У Анастази потемнело в глазах.
– Ты с ума сошел? – поинтересовалась она, и в ее голосе прозвучала та самая нотка, которая не сулила мужу ничего доброго.
– Нет, мой ангел, ничуть. Я в здравом уме, и вот тебе доказательство: вместо того, чтобы скрыть от тебя мое безрассудное намерение, я прямо высказал его, чтобы ты была готова. Надеюсь, что в этом моем поступке ты узнаешь того философа, который имеет счастье называть тебя своей женой. Дело в том, что я никогда не надеялся на случай, никогда не предполагал, что смогу найти настоящего сына. А прошлой ночью это случилось. Только, пожалуйста, не тревожься, дорогая, – в нем нет ни капли моей крови. Он мне сын по духу, понимаешь ли – по духу и уму!
– По духу и уму? – со смешком повторила жена, тщательно скрывая возмущение и гнев. – Скажите пожалуйста, – сын по уму! Да ты шутишь, Анри, или в самом деле спятил? Тебе-то он сын по уму, а мне кем же он будет приходиться?
– Верно! Об этом-то я и не подумал, – смущенно проговорил доктор, пожимая плечами. – Боюсь, что моей божественной Анастази этот мальчик будет глубоко антипатичен. Она никогда не поймет его, а он, в свою очередь, не поймет ее.

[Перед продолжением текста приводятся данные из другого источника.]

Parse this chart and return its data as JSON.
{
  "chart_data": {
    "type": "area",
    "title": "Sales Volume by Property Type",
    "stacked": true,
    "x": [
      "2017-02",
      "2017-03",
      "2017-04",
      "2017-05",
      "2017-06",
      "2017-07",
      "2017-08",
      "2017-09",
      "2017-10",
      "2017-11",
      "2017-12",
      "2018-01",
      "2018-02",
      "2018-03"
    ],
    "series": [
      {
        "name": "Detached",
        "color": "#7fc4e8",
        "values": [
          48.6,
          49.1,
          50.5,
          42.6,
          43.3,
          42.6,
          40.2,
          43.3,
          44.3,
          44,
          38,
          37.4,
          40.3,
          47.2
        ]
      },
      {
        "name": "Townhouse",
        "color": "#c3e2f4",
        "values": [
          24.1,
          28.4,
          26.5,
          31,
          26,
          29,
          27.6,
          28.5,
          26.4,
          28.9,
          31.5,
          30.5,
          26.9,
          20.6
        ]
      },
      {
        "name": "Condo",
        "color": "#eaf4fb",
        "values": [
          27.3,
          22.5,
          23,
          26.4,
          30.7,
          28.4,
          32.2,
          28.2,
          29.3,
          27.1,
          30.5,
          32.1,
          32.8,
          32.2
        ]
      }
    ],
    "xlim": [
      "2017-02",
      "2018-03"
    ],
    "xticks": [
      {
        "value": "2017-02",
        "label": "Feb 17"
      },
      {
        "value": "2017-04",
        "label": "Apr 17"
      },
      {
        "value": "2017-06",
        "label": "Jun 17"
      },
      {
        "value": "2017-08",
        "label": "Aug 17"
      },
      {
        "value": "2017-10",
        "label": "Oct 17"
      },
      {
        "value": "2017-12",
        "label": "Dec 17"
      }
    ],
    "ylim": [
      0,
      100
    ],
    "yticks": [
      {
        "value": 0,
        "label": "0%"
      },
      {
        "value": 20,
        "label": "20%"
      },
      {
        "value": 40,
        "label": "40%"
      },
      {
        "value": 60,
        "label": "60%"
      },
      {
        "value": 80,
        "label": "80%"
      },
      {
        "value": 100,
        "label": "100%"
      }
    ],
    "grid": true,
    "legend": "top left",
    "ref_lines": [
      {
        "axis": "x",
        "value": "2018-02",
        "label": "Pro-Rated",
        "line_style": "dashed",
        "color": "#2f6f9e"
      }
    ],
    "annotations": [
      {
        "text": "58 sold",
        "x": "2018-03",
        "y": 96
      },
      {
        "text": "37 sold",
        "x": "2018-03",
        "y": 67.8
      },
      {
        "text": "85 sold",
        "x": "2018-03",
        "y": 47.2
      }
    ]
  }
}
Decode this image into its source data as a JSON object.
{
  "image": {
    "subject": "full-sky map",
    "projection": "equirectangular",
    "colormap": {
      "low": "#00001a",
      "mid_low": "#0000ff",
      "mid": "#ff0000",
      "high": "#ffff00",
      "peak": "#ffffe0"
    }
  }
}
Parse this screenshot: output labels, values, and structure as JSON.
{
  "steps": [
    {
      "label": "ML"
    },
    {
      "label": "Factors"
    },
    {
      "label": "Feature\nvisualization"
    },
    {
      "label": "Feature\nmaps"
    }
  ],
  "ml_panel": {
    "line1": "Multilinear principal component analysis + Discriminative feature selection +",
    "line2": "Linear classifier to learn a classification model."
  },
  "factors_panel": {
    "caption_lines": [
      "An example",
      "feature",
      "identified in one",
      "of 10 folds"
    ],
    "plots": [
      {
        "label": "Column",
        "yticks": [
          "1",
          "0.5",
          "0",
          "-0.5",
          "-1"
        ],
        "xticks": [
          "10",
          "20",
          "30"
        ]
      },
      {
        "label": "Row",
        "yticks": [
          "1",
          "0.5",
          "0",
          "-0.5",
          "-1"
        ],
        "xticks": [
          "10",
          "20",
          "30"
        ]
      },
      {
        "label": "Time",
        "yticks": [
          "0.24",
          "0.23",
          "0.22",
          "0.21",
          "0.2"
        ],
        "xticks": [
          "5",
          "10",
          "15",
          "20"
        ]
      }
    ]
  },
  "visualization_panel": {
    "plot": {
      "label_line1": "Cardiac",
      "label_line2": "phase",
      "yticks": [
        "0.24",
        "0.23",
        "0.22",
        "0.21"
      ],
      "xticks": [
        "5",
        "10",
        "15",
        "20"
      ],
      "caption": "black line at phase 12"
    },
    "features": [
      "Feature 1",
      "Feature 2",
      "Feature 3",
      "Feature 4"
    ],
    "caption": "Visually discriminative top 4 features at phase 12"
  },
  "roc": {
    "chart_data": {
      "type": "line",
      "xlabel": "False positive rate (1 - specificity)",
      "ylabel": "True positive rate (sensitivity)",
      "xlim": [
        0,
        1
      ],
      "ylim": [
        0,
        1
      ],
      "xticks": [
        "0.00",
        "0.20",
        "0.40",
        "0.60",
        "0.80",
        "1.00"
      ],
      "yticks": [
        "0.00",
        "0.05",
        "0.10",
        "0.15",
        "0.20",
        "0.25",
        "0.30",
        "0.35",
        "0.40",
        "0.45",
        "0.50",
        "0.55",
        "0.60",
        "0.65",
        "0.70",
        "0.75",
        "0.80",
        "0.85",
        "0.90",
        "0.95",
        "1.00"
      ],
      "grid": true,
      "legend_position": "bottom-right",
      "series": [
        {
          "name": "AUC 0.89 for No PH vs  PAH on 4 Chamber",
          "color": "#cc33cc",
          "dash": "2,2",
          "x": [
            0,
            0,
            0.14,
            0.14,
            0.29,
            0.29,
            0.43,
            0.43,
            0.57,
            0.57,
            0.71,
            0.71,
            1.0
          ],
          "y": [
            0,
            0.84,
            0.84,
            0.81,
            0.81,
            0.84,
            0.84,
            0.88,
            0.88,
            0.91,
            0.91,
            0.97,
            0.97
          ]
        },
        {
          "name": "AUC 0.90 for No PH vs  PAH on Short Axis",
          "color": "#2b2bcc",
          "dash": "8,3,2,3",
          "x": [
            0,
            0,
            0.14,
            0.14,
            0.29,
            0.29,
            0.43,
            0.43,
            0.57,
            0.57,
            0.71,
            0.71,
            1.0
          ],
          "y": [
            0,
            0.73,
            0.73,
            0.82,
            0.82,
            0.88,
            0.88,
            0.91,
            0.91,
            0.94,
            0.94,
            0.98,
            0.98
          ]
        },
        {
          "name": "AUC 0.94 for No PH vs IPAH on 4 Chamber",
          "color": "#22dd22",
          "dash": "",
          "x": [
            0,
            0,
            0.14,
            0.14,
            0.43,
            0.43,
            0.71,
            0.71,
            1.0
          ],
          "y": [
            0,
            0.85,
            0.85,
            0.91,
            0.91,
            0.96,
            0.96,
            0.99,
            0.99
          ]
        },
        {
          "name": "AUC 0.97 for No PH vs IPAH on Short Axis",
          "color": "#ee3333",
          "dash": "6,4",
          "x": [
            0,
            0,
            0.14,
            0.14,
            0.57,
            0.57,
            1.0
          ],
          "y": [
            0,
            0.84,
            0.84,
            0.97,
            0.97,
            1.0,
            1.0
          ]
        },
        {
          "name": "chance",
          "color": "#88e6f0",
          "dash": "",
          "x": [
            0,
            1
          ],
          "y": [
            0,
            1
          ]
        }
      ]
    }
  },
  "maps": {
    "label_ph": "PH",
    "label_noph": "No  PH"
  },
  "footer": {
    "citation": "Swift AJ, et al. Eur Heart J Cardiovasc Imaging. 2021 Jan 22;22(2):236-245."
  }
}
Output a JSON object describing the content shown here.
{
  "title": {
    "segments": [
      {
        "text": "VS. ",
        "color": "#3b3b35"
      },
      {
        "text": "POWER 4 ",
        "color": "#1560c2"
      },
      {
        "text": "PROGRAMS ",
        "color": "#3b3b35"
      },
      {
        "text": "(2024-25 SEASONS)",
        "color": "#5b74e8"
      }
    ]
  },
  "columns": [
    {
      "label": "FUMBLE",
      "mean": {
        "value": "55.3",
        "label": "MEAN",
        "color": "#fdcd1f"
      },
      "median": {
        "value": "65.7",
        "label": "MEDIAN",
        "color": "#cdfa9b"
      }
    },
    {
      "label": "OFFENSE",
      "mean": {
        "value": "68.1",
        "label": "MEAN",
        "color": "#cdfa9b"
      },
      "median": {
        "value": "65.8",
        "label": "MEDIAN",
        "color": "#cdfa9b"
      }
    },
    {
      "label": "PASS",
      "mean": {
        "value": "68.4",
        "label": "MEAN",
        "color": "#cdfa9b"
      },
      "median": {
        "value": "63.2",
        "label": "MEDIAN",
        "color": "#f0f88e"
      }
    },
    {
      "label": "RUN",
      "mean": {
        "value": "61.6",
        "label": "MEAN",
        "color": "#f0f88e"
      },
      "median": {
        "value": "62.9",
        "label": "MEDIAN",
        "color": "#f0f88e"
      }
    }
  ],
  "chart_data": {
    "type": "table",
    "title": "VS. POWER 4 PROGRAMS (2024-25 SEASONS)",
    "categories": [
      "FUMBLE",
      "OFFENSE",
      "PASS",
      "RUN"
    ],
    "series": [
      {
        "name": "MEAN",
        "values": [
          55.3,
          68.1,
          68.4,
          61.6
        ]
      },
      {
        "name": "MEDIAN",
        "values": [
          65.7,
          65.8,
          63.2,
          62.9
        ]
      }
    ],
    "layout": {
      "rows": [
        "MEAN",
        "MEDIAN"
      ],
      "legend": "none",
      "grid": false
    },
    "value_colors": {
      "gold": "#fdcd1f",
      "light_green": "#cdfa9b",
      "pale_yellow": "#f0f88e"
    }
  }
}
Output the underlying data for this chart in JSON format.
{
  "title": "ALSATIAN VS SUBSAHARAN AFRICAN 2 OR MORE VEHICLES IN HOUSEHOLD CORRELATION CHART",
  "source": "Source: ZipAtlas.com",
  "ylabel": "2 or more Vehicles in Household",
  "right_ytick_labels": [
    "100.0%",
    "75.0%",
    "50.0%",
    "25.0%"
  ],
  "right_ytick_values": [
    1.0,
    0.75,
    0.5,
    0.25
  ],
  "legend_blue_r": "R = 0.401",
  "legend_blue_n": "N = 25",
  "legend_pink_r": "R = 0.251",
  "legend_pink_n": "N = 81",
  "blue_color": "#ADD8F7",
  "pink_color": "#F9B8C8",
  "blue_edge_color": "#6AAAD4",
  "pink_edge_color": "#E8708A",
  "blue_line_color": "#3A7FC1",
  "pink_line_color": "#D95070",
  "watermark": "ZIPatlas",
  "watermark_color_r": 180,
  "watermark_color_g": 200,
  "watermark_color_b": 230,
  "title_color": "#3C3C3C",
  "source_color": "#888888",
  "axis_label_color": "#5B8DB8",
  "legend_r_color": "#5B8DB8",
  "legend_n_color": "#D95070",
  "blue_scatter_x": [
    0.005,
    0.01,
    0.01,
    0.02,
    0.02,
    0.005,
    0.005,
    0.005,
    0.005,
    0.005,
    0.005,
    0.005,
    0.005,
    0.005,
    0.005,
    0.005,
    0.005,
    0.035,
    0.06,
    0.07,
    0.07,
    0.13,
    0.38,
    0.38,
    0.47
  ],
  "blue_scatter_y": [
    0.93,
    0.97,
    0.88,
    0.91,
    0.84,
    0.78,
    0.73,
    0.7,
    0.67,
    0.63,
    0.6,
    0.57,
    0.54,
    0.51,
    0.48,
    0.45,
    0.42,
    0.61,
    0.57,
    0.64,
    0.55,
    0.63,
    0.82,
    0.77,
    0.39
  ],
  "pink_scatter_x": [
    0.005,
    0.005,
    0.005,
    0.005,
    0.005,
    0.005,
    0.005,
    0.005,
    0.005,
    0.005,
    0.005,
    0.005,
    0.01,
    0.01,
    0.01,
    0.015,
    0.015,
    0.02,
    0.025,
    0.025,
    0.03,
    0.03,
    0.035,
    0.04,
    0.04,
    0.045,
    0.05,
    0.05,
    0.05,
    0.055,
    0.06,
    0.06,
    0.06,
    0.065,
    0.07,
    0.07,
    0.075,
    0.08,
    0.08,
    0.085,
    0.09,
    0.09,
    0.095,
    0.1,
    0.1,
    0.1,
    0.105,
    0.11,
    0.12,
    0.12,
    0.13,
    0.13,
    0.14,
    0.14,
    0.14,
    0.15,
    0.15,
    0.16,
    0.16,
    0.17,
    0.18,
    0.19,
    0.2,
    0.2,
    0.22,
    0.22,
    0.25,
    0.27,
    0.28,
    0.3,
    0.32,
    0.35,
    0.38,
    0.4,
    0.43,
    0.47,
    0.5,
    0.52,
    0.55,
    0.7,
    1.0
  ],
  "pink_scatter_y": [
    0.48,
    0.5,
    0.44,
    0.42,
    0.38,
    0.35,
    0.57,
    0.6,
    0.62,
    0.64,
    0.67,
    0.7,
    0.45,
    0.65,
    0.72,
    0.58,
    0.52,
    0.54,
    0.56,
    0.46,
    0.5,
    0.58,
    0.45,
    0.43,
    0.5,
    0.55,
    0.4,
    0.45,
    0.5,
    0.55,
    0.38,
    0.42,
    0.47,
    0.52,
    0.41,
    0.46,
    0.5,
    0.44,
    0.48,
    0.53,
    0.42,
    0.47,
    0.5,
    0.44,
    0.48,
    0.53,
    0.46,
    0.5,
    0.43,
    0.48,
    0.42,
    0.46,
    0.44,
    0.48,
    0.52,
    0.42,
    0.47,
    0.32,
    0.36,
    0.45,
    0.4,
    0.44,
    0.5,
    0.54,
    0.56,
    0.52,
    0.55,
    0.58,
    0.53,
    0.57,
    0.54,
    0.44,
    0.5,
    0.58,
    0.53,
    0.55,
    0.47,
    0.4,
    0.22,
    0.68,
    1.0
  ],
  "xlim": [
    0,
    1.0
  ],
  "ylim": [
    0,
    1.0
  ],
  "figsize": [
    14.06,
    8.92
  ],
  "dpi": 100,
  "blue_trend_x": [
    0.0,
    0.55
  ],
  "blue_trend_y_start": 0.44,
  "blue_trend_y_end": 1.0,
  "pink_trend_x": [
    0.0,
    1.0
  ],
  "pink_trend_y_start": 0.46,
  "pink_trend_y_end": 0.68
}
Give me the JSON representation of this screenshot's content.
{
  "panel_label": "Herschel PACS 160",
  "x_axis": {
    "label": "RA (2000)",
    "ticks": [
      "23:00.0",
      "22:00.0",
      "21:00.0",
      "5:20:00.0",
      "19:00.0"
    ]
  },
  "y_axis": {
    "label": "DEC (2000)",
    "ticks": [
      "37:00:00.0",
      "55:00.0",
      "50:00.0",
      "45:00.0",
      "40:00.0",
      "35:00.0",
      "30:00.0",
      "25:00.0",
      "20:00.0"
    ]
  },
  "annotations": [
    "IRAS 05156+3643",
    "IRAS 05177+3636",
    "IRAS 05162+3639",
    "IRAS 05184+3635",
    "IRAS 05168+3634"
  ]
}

Видишь ли, дорогая, ты, так сказать, царишь над физической стороной моего естества, а с Жаном-Мари у меня духовное сродство, и такое сильное, что я даже его побаиваюсь. Душа моя, не вздумай плакать, да еще после обеда, – в голосе доктора послышалось неподдельное участие. – Это может повредить пищеварению!
Анастази, сделав над собой усилие, не дала воли слезам.
– Ты знаешь, – сказала она, – что я готова исполнять все твои желания, если они не переходят границ благоразумия, но в этом случае…
– А кто настоял, чтобы мы уехали из Парижа? – перебил муж, не желая услышать формальный отказ. – Кто заставил меня отказаться от карт, оперы, бульваров, от старых приятелей, словом, от всего, к чему я привык чуть ли не с детства? И, кажется, я исполнил все, что от меня требовалось: остался верным, послушным мужем и при этом не сетовал на судьбу. Так неужели же я не имею права со своей стороны потребовать чего-нибудь? Вот я и требую, чтобы это дитя было принято в наш дом, как подобает.
Анастази поняла, что разбита наголову и протестовать бесполезно, поэтому поспешила выкинуть белый флаг.
– Это убьет меня, – объявила она со вздохом.
– Ничуть! Убьет! Сначала посердишься немного, поворчишь, а потом привыкнешь и сама будешь рада, что доставила мужу удовольствие, не перечила ему. И мне ведь не сладко было на первых порах, когда мы переехали в эту жалкую деревушку, а ничего, все наладилось.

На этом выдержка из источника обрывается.